Terence Davies: A Liverpool Life in Film

Thomas Storey

Terence Davies’ 2011 release, The Deep Blue Sea, won multiple awards and was nominated for a Golden Globe, further adding to his oeuvre of highly acclaimed work. We investigate this celebrated English filmmaker, looking back at three of his films and their particular relation to his home city of Liverpool.
Terence Davies was born in Kensington, Liverpool in 1945 to devoutly Catholic, working class parents. He was raised in the distinctive environment of this community of Liverpool; an environment characterised by strict conformity and a parsimoniousness which bordered on privation. His early childhood was by all accounts traumatic, as Davies found himself alienated from the parochial values of his family and his society. The memories of his upbringing, and his ambivalent nostalgia for the city of his birth, would form the basis of his most celebrated cinematic works.

Distant Voices, Still Lives (1988)

Davies’ first full length film is an autobiographical elegy for the Liverpool of his youth. It depicts the life of a working class Liverpudlian family in the years following the end of World War Two and features a coruscating performance by Pete Postlethwaite as the abusive father. The film traces the development of the family over the course of the 1950s and in doing so indirectly reflects the changes in post-war Britain in this period. The narrative of the film emerges from oblique snapshots of daily life, as the children of the family brave the abuse of their father and eventually grow up and marry. Music is central to the film as the humdrum lives of the characters are punctuated by beautiful renditions of music hall and blues staples, not in the conventional celebratory musical sense, but in a deeply mournful timbre which gives the film its elegiac quality.

Long Day Closes (1992)

The follow up to Distant Voices, Still Lives stays in the nostalgic and autobiographical vein of its predecessor, focusing as it does on the childhood of a young working class loner in post-war Liverpool. However Long Day Closes takes a slightly grimmer approach to its depiction of Liverpool working class life and also focuses on the transportative and romantic power of the cinema, in which the main character, Bud, finds refuge from the bullies in school and at home. Similar in tone and approach to Ken Loach’s Kes, Long Day Closes intimates that Bud feels a deep seated sense of alienation from the narrow old fashioned values of those around him, but that he is unable to express this alienation in terms that he, or anyone else, can understand.

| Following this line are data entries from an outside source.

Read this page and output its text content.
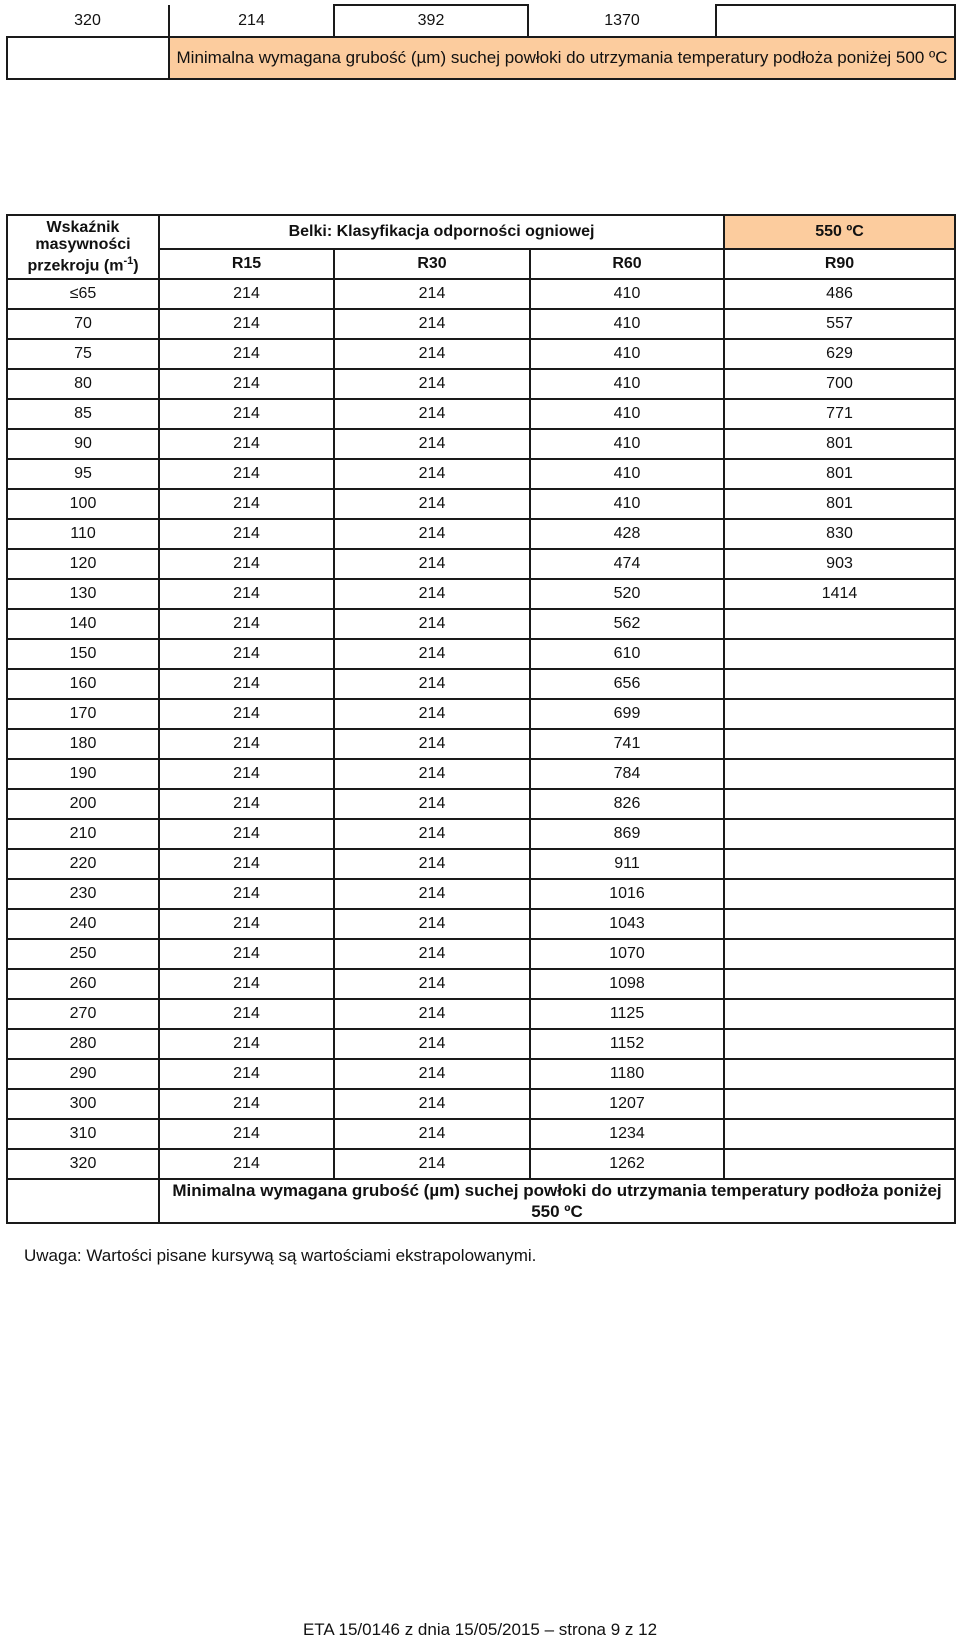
320	214	392	1370	
	Minimalna wymagana grubość (µm) suchej powłoki do utrzymania temperatury podłoża poniżej 500 ºC			
Wskaźnik
masywności
przekroju $(m^{-1})$	Belki: Klasyfikacja odporności ogniowej			550 ºC
	R15	R30	R60	R90
≤65	214	214	410	486
70	214	214	410	557
75	214	214	410	629
80	214	214	410	700
85	214	214	410	771
90	214	214	410	801
95	214	214	410	801
100	214	214	410	801
110	214	214	428	830
120	214	214	474	903
130	214	214	520	1414
140	214	214	562	
150	214	214	610	
160	214	214	656	
170	214	214	699	
180	214	214	741	
190	214	214	784	
200	214	214	826	
210	214	214	869	
220	214	214	911	
230	214	214	1016	
240	214	214	1043	
250	214	214	1070	
260	214	214	1098	
270	214	214	1125	
280	214	214	1152	
290	214	214	1180	
300	214	214	1207	
310	214	214	1234	
320	214	214	1262	
	Minimalna wymagana grubość (µm) suchej powłoki do utrzymania temperatury podłoża poniżej 550 ºC			
Uwaga: Wartości pisane kursywą są wartościami ekstrapolowanymi.
ETA 15/0146 z dnia 15/05/2015 – strona 9 z 12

Sixteen years after Long Day Closes, and with only two films to his name in the meantime, Davies returned to Liverpool to make Of Time and the City. Unlike his previous two films set in the city, this is a documentary which elucidates Davies’ relation to the city of his birth directly, through his inimitable narration. It is a personal vision of the city but also one which touches on the milestones of Liverpudlian and British history. It bitterly mocks the elaborate practices and institutions of the British state and crown whilst also reserving a level of affection and warmth for the working class world of Liverpool which once again returns to the elegiac style of Davies’ earlier films. It is as much a poetic depiction as a documentary, and the voiceover often mimics the tone and style of poets like TS Eliot and Dylan Thomas. In doing so it becomes a deeply personal evocation of the vagaries of time and memory as well as a poignant love letter to Liverpool’s past and present.